Yahoo has said more than a billion users may have had data stolen in a hack dating back to 2013.
The company believes the incident is separate from a previously disclosed breach affecting 500 million users.
"Yahoo believes an unauthorized third party, in August 2013, stole data associated with more than one billion user accounts," a statement said.
"Yahoo believes this incident is likely distinct from the incident the company disclosed on September 22, 2016."
The news could be a major blow to the struggling internet giant, which is in the process of selling its core operating assets to Verizon for $4.8 billion.
The breach disclosed in September, which affected 500 million, already the biggest of its kind, had posed a threat of derailing the deal with Verizon or resulting in a reduction in the price.
In November, Yahoo disclosed that as part of its investigation, it had received data files from law enforcement "that a third party claimed was Yahoo user data."
Using outside forensic experts, Yahoo confirmed that this was indeed user data but added that it "has not been able to identify the intrusion associated with this theft."

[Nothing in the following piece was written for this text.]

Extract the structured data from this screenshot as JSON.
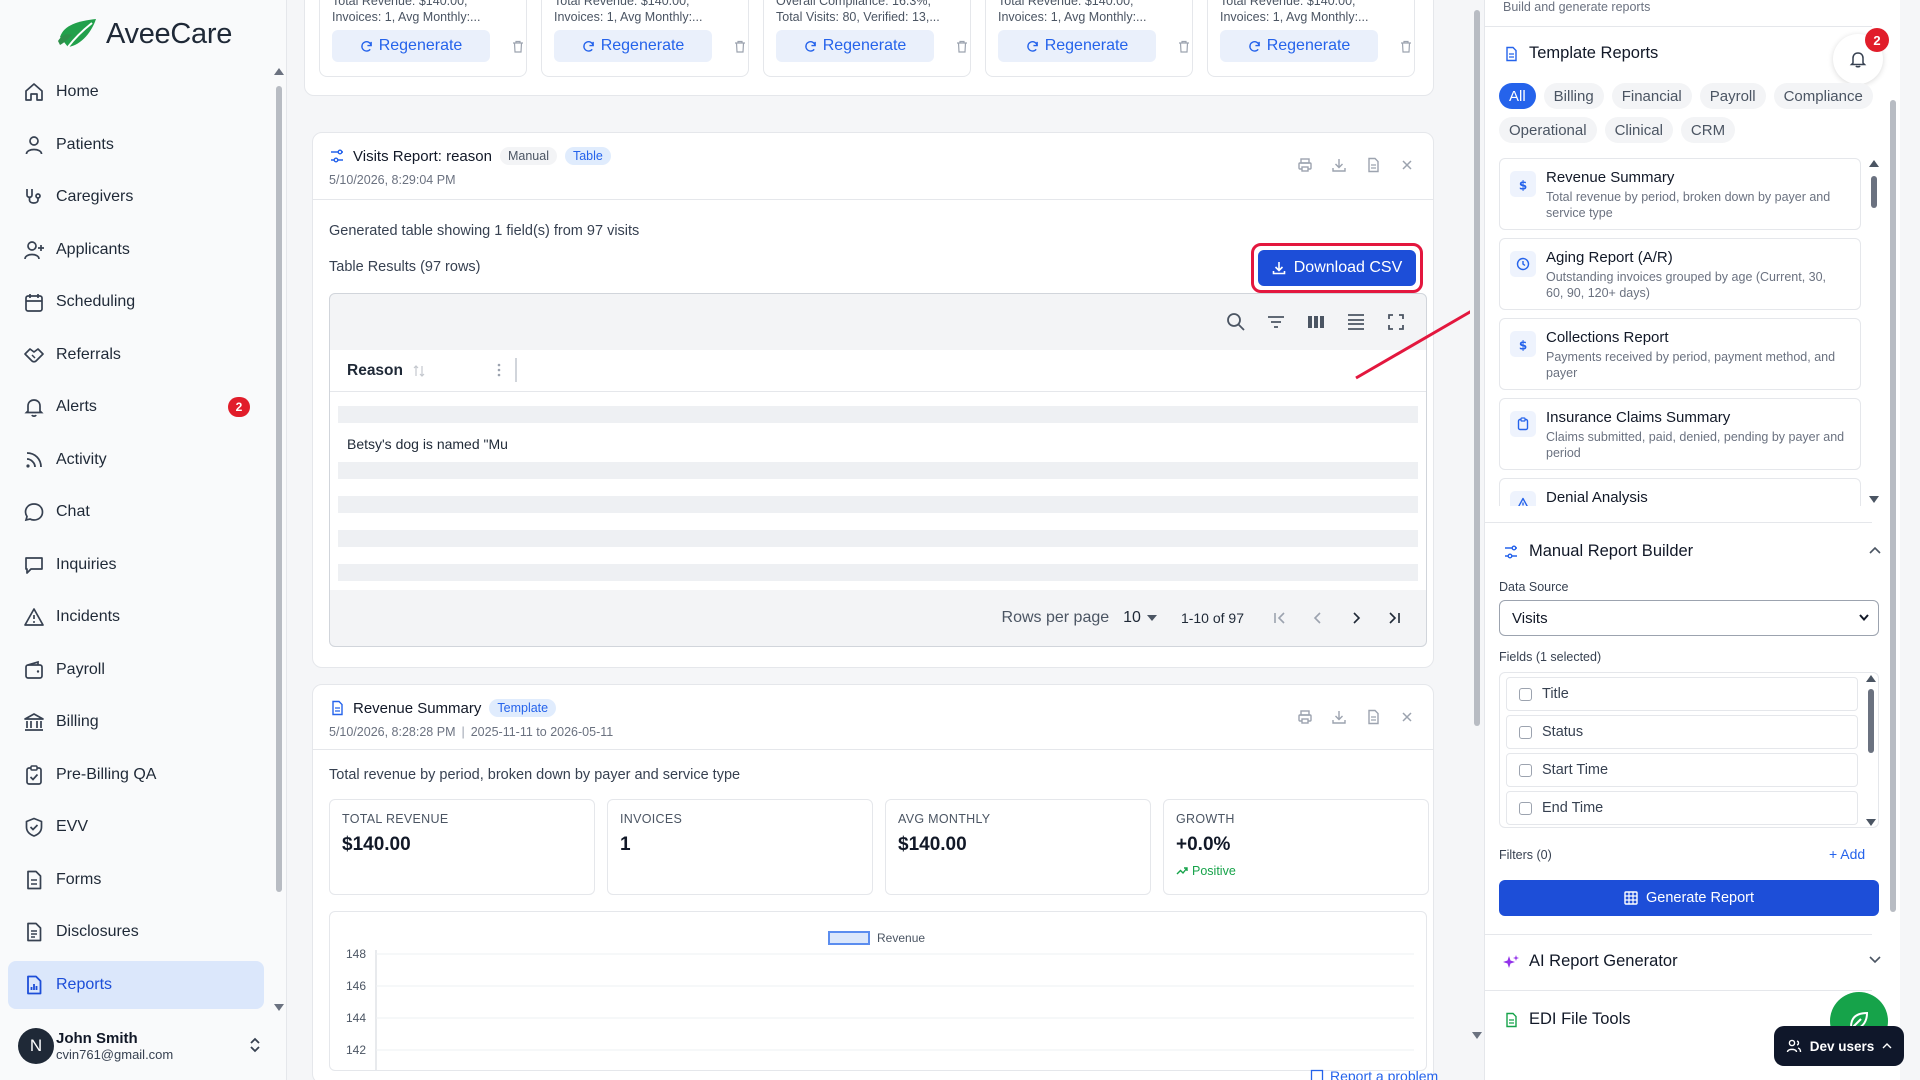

The stolen user account information may have included names, email addresses, telephone numbers, dates of birth, "hashed" passwords and, in some cases, encrypted or unencrypted security questions and answers.
The hackers did not obtain passwords in clear text, payment card data, or bank account information.
Yahoo's European HQ is in Ireland, with the office of the Data Protection Commissioner contacting the company in the wake of the September hack.